Competent attribute management is the foundation of securing the “cloud identity.” It is the attribute and its corresponding value that ultimately determine the digital identity of an individual (or entity). When you consider the level of accuracy required (if your true goal is the validity of the transaction) in a cloud-centric world, you will concede the importance of properly representing the user in the cloud. When you consider attributes within this context, it becomes clear why identity management (IdM\) is the epicenter for securing the cloud identity.
Attribute management is much more than “just a middleware component;” it is identity management at a fundamental level. This fundamental level must not be overlooked as our industry begins discussing the large scale initiatives to create a common “ecosystem” through which cloud identities will travel.
There are a few key components of the IdM stack that provide for the integrity I’m describing; automation and policy management/enforcement.
Best Practice #1: Automation
Sound identity management practices must include automation, which includes event detection and downstream provisioning (i.e. the system automatically detects when a user, along with data associated to the user, is added/modified within the system of record, followed by automatically provisioning the user and the required attributes to downstream systems). Detection of changes to key attributes specific to the user’s identity [ideally, in real time] ensures the validity of the attribute value, i.e. making sure the value is correct and placed in the proper location and that placement was/is authorized.
Manual modification of users (on downstream target systems) including manual entry of attribute/value pairs is not a secure approach unless identity management has authorized these actions and the user performing them. Manual approaches can undermine data integrity and leave the user (whose identity and sensitive information will be floating around the cloud) at a major disadvantage and lead to improper representation of their identity in the cloud, not to mention the inherent risk for the user and the organization as a whole. This represents a scary reality for some, unless of course IdM has been properly deployed to ensure that malicious events are either immediately detected or thwarted before-hand.
Automated event detection eliminates the need for manual interactions with the user’s attribute set, which as I’ve discussed is the single-most important aspect of securing one’s identity in the cloud. Automated event detection when coupled with attribute management enables the proper enforcement of organizational policies put in place to protect the user.

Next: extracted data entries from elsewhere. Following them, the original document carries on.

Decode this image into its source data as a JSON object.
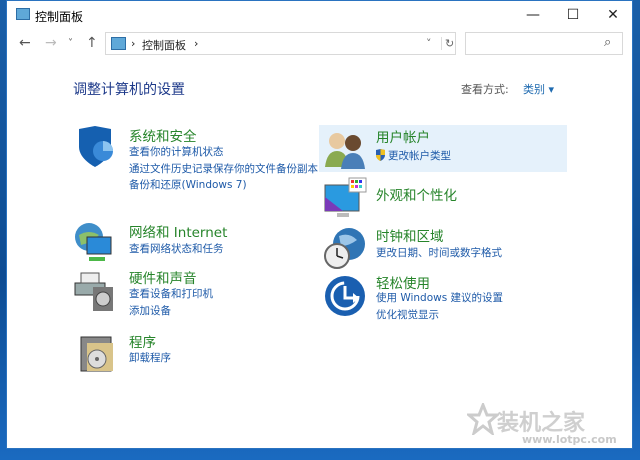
{
  "window": {
    "title": "控制面板",
    "minimize": "—",
    "maximize": "☐",
    "close": "✕"
  },
  "nav": {
    "back": "←",
    "forward": "→",
    "recent": "˅",
    "up": "↑"
  },
  "address": {
    "sep1": "›",
    "crumb": "控制面板",
    "sep2": "›",
    "dropdown": "˅",
    "refresh": "↻"
  },
  "search": {
    "placeholder": "",
    "icon": "⌕"
  },
  "main": {
    "heading": "调整计算机的设置",
    "view_label": "查看方式:",
    "view_value": "类别 ▾"
  },
  "categories": [
    {
      "title": "系统和安全",
      "links": [
        "查看你的计算机状态",
        "通过文件历史记录保存你的文件备份副本",
        "备份和还原(Windows 7)"
      ]
    },
    {
      "title": "网络和 Internet",
      "links": [
        "查看网络状态和任务"
      ]
    },
    {
      "title": "硬件和声音",
      "links": [
        "查看设备和打印机",
        "添加设备"
      ]
    },
    {
      "title": "程序",
      "links": [
        "卸载程序"
      ]
    },
    {
      "title": "用户帐户",
      "links": [
        "更改帐户类型"
      ]
    },
    {
      "title": "外观和个性化",
      "links": []
    },
    {
      "title": "时钟和区域",
      "links": [
        "更改日期、时间或数字格式"
      ]
    },
    {
      "title": "轻松使用",
      "links": [
        "使用 Windows 建议的设置",
        "优化视觉显示"
      ]
    }
  ],
  "watermark": {
    "name": "装机之家",
    "url": "www.lotpc.com"
  }
}
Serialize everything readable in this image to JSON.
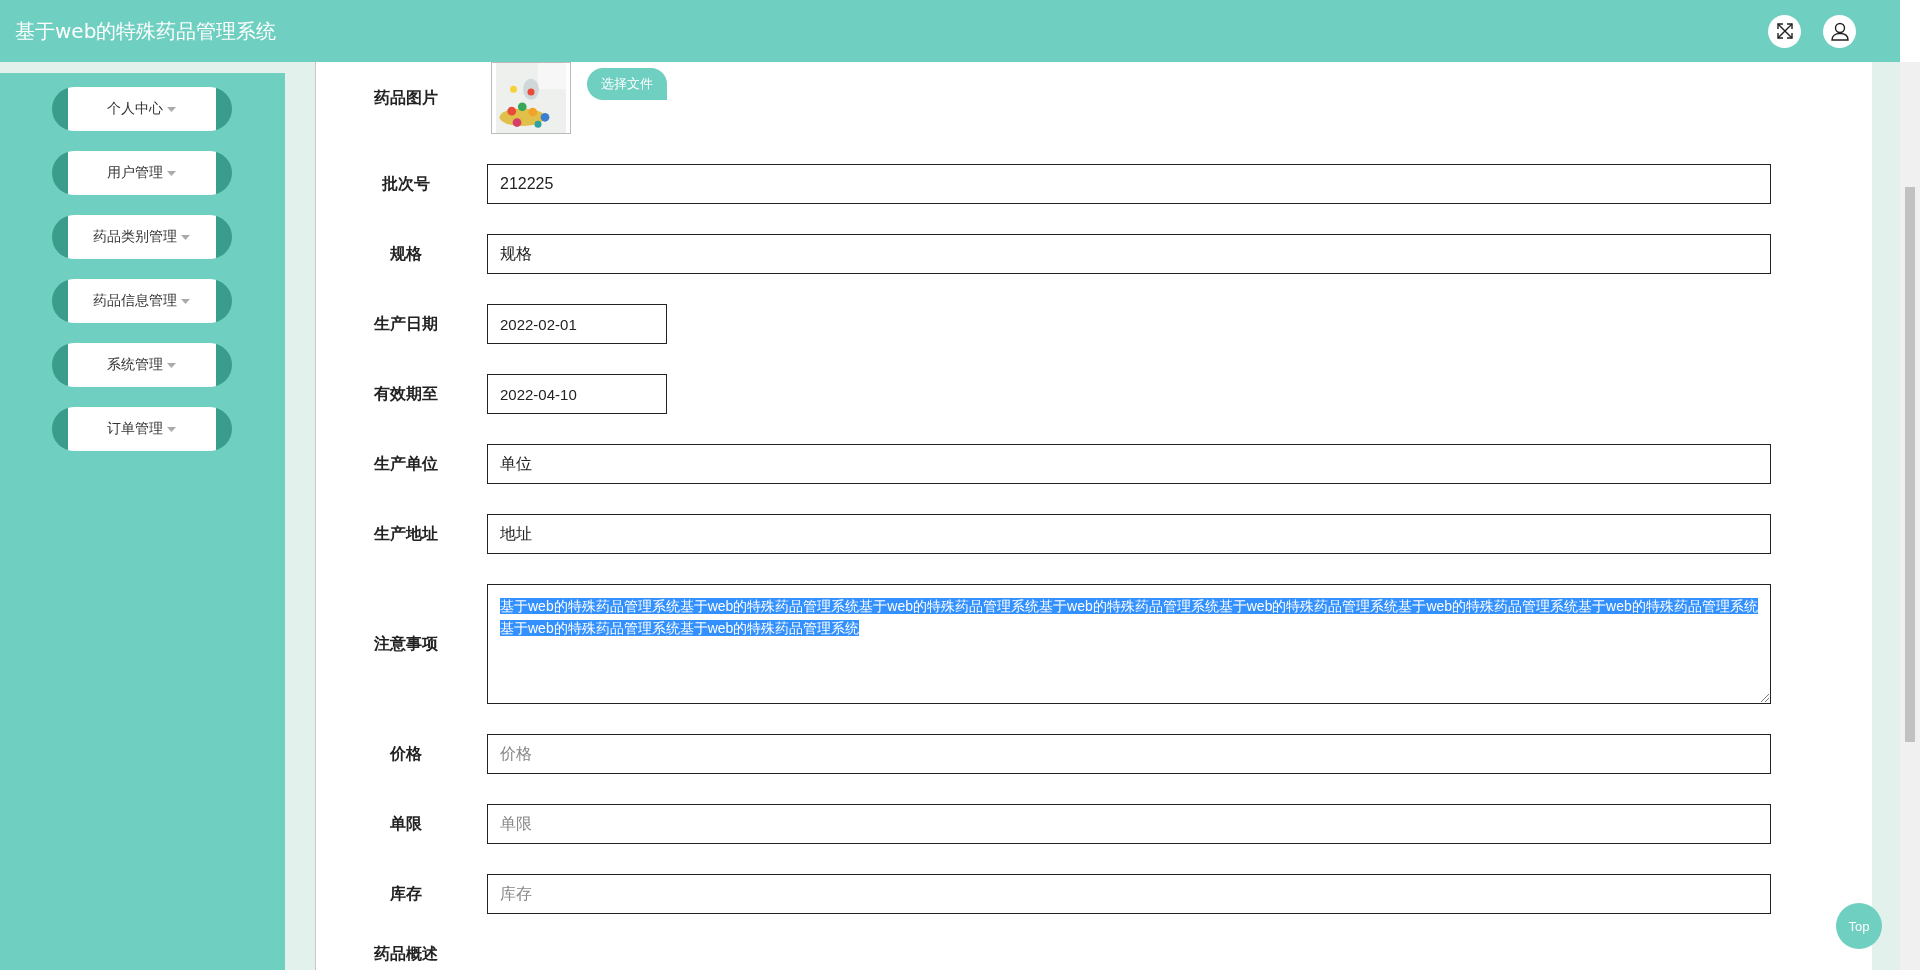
{
  "header": {
    "title": "基于web的特殊药品管理系统"
  },
  "sidebar": {
    "items": [
      {
        "label": "个人中心"
      },
      {
        "label": "用户管理"
      },
      {
        "label": "药品类别管理"
      },
      {
        "label": "药品信息管理"
      },
      {
        "label": "系统管理"
      },
      {
        "label": "订单管理"
      }
    ]
  },
  "form": {
    "fields": [
      {
        "label": "药品图片",
        "button": "选择文件"
      },
      {
        "kind": "text",
        "label": "批次号",
        "value": "212225"
      },
      {
        "kind": "text",
        "label": "规格",
        "value": "规格"
      },
      {
        "kind": "date",
        "label": "生产日期",
        "value": "2022-02-01"
      },
      {
        "kind": "date",
        "label": "有效期至",
        "value": "2022-04-10"
      },
      {
        "kind": "text",
        "label": "生产单位",
        "value": "单位"
      },
      {
        "kind": "text",
        "label": "生产地址",
        "value": "地址"
      },
      {
        "kind": "textarea",
        "label": "注意事项",
        "value": "基于web的特殊药品管理系统基于web的特殊药品管理系统基于web的特殊药品管理系统基于web的特殊药品管理系统基于web的特殊药品管理系统基于web的特殊药品管理系统基于web的特殊药品管理系统基于web的特殊药品管理系统基于web的特殊药品管理系统",
        "text_selected": true
      },
      {
        "kind": "text",
        "label": "价格",
        "placeholder": "价格"
      },
      {
        "kind": "text",
        "label": "单限",
        "placeholder": "单限"
      },
      {
        "kind": "text",
        "label": "库存",
        "placeholder": "库存"
      },
      {
        "kind": "label",
        "label": "药品概述"
      }
    ]
  },
  "back_to_top": "Top"
}
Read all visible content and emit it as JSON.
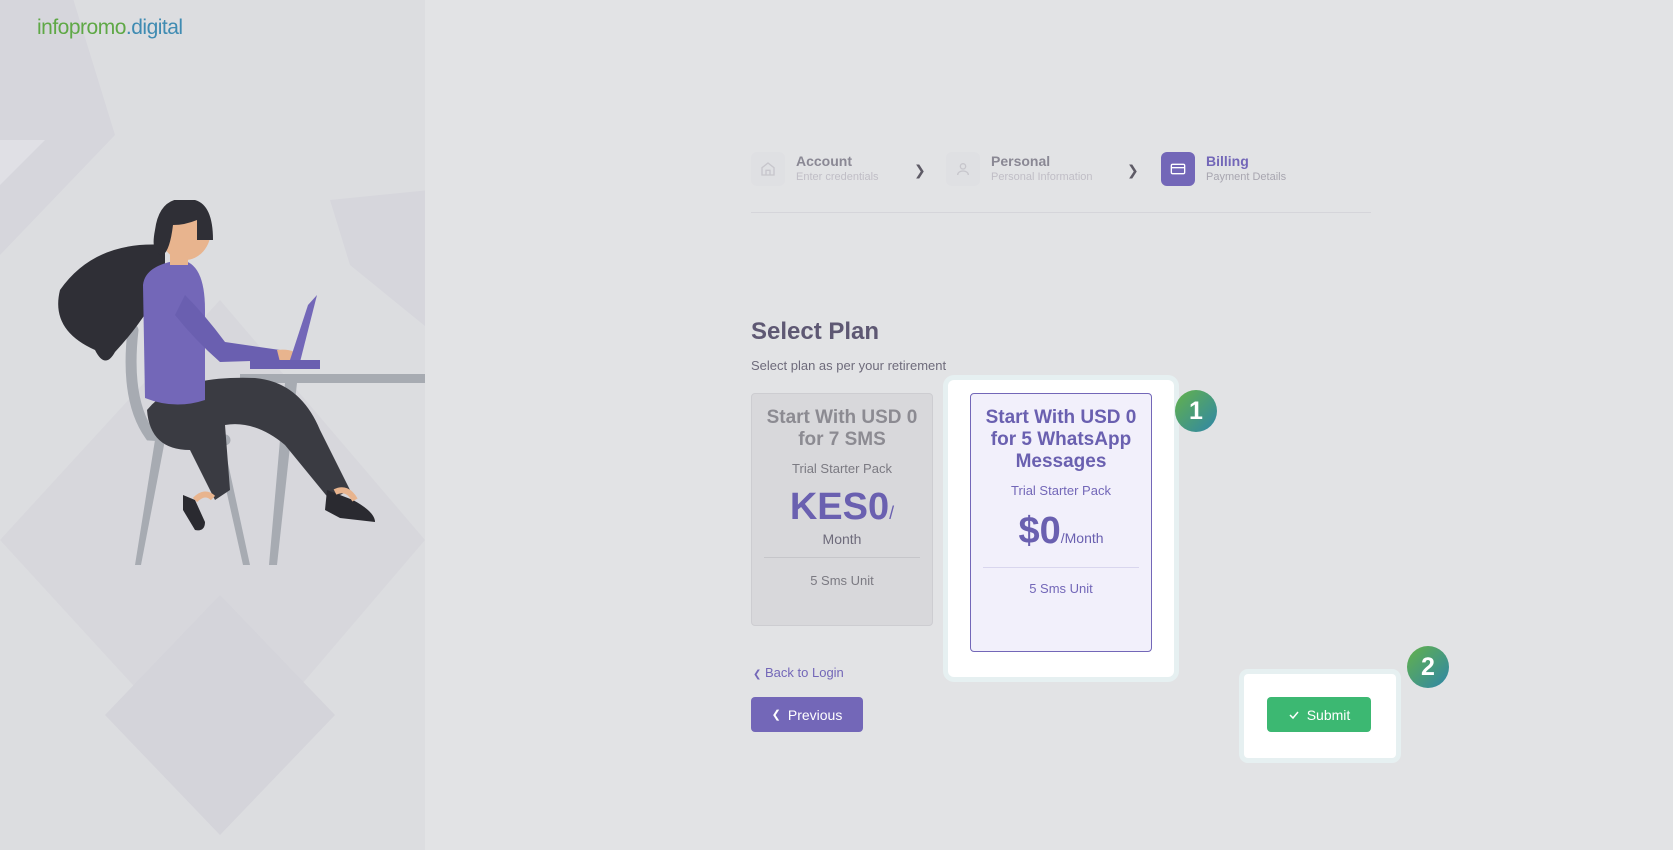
{
  "brand": {
    "logo_part1": "infopromo",
    "logo_part2": ".digital",
    "colors": {
      "green": "#5fa846",
      "blue": "#3f8bb2"
    }
  },
  "illustration": {
    "name": "woman-working-on-laptop-illustration"
  },
  "stepper": {
    "steps": [
      {
        "title": "Account",
        "subtitle": "Enter credentials",
        "icon": "home-icon",
        "active": false
      },
      {
        "title": "Personal",
        "subtitle": "Personal Information",
        "icon": "user-icon",
        "active": false
      },
      {
        "title": "Billing",
        "subtitle": "Payment Details",
        "icon": "credit-card-icon",
        "active": true
      }
    ],
    "separator_icon": "chevron-right-icon"
  },
  "section": {
    "title": "Select Plan",
    "subtitle": "Select plan as per your retirement"
  },
  "plans": [
    {
      "title": "Start With USD 0 for 7 SMS",
      "tag": "Trial Starter Pack",
      "price": "KES0",
      "per": "/",
      "period": "Month",
      "units": "5 Sms Unit",
      "selected": false
    },
    {
      "title": "Start With USD 0 for 5 WhatsApp Messages",
      "tag": "Trial Starter Pack",
      "price": "$0",
      "per": "/Month",
      "units": "5 Sms Unit",
      "selected": true
    }
  ],
  "markers": {
    "one": "1",
    "two": "2"
  },
  "nav": {
    "back_label": "Back to Login",
    "previous_label": "Previous",
    "submit_label": "Submit"
  },
  "colors": {
    "primary": "#7367b8",
    "success": "#3cb872"
  }
}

Best Practice #2: Policy Management & Enforcement
Once automation is introduced, securing the remaining aspects of the cloud identity shifts to policy management and enforcement. Policy management is the layer of IdM which defines who is authorized and what level of access will be granted to downstream target systems. Whether bound by regulation (which is most often the case) or the requirement to comply with a set of standards and/or practices to participate in global federations (i.e. attribute management processes that meet a certain criteria), policy definition is the key to successfully securing the cloud identity.
Securing this layer cannot be accomplished by allowing unchecked “human” decisions to overrule the policy because it can have a direct effect on how that user is represented in the cloud. As a user, I’d sleep much better knowing that automated policy enforcement is managing my cloud identity, and abiding by organizational or regulatory guidelines like CSA and others to keep my identity safe and properly represented in the cloud.
In conclusion, someone with direct access to my data (because there is no automation), who can manipulate my attribute values without authorization (because there is no policy definition and enforcement), could compromise the representation of my “cloud identity” and call into question the integrity of the entire transaction.
So before you consider cloud-based transactions, specifically those where identity data is required, it is in your best interest to solidify your IdM practices and introduce the components I’ve outlined. Only then can you truly secure the cloud for your users and your organization.